Lutter contre l’abandon scolaire est également un des piliers de cette réforme. Et comme les principales causes sont essentiellement d’ordre financier, un système d’aide a été mis en place, dont la subvention de 25% des prix des manuels scolaires. Des allocations ont aussi été accordées aux familles les plus défavorisées. Quant à la qualité de l’enseignement, un programme de formation continue a été lancé, touchant 60.000 enseignants, sans parler de l’effectif qui a été étoffé.

L’accent est mis sur les compétences pédagogiques ainsi que sur l’utilisation des technologies modernes. À signaler qu’à l’image du modèle de l’école pionnière, cette rentrée a connu le lancement du collège pionnier. Un modèle dont les résultats se sont révélés probants, à telle enseigne que le dispositif a été élargi pour toucher bon nombre d’écoles.
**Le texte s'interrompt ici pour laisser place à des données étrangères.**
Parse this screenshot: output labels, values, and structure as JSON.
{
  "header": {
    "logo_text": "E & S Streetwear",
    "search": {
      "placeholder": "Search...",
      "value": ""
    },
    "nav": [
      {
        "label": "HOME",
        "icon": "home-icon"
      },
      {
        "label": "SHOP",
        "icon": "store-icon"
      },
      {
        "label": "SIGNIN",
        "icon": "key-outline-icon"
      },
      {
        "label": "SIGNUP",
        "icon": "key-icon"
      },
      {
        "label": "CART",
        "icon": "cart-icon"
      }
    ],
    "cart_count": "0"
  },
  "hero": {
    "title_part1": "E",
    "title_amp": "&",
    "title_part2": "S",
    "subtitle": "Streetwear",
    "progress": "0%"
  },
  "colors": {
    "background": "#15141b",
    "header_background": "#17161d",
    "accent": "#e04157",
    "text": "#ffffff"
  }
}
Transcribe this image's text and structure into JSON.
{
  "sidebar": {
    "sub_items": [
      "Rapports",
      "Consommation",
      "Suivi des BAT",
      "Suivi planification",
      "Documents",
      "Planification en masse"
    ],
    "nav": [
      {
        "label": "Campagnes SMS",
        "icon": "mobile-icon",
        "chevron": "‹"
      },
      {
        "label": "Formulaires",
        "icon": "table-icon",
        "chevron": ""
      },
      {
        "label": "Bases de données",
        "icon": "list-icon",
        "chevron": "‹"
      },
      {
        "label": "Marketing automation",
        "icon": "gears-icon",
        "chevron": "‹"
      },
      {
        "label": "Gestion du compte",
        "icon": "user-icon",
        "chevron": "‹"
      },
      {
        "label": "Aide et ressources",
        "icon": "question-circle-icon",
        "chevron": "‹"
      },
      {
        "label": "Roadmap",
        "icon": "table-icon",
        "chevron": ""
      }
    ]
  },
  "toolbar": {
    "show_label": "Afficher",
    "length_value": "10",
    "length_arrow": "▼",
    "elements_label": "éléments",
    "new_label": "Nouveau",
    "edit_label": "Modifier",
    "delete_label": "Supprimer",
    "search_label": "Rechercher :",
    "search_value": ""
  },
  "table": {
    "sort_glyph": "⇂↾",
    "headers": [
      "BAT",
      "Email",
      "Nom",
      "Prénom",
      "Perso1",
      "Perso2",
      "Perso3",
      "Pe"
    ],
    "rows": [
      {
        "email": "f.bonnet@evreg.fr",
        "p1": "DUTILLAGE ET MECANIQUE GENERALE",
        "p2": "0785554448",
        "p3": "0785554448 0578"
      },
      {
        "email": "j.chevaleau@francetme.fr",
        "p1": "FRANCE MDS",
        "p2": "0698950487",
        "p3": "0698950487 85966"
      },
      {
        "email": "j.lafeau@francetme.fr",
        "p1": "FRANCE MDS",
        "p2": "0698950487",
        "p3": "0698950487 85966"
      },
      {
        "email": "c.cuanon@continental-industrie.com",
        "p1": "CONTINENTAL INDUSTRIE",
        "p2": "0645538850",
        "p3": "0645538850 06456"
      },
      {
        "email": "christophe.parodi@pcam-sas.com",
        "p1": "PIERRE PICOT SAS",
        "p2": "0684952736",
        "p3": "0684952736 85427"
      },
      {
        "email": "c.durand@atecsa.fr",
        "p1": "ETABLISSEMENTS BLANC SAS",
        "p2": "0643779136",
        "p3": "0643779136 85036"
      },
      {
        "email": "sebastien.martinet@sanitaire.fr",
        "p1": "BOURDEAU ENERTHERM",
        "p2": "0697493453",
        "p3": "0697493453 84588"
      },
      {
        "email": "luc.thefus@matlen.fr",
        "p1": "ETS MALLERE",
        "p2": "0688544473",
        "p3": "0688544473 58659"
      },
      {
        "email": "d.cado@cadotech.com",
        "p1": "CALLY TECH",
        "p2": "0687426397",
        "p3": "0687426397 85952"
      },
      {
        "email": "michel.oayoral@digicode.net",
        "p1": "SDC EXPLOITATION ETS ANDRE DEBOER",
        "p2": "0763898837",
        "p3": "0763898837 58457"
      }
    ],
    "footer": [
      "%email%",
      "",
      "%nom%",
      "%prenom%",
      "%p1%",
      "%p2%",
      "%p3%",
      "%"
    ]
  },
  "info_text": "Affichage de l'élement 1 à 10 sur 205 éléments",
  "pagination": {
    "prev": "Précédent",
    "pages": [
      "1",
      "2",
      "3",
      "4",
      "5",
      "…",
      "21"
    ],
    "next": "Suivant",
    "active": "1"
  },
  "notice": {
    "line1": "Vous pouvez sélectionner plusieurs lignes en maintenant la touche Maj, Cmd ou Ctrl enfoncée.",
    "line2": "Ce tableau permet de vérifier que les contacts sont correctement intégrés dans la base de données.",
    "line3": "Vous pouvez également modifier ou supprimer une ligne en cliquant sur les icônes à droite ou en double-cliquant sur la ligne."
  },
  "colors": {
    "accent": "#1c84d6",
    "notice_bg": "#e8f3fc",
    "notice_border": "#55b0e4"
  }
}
Il devrait concerner, à terme, l’ensemble des établissements scolaires. En effet, les choix éducatifs pionniers adoptés par le Royaume se classent parmi les meilleures pratiques mondiales, faisant partie du top 1% des systèmes comparables.

Enseignement, une dynamique avérée
2024 aura été une année charnière pour l’enseignement supérieur au Maroc, marquée par des réalisations significatives et une dynamique de réforme continue. Dans le cadre du nouveau pacte ESRI, cette année a vu la création de cinq nouveaux campus universitaires, augmentant ainsi la capacité d’accueil globale.

De même, plus de 20 accords de partenariat ont été signés avec des universités internationales en 2024, renforçant ainsi la mobilité des étudiants et des enseignants. Quant au volet relatif à la recherche scientifique, le budget additionnel qui lui a été accordé a permis le lancement de 150 projets de recherche dans des domaines prioritaires comme l’énergie verte, la santé et l’intelligence artificielle.

Par ailleurs, la dynamique se poursuit en 2025. Parmi les principaux chantiers, figure la poursuite de la création de nouveaux parcours d’excellence à partir du Bac+2, dans les établissements universitaires à accès ouvert, avec la création de 83 centres. Ceux-ci affichent une forte attractivité avec l’inscription de 25.000 étudiants dans 183 parcours d’excellence.

Il est également prévu de généraliser les centres du «Code 212» au sein des universités avec l’ouverture prévue de six centres dans les universités Hassan II de Casablanca, Mohammed Premier de Oujda, Cadi Ayyad de Marrakech, Hassan I de Settat, Moulay Ismail de Meknès et Sultan Moulay Slimane de Béni Mellal. Les capacités linguistiques, qui ont toujours constitué un obstacle, sont amenées à être renforcées à travers l’accroissement des effectifs des bénéficiaires de ce programme. Ces derniers passeront, en effet, de 500.000 bénéficiaires au titre de l’année universitaire 2023-2024 à 700.000 en 2024-2025.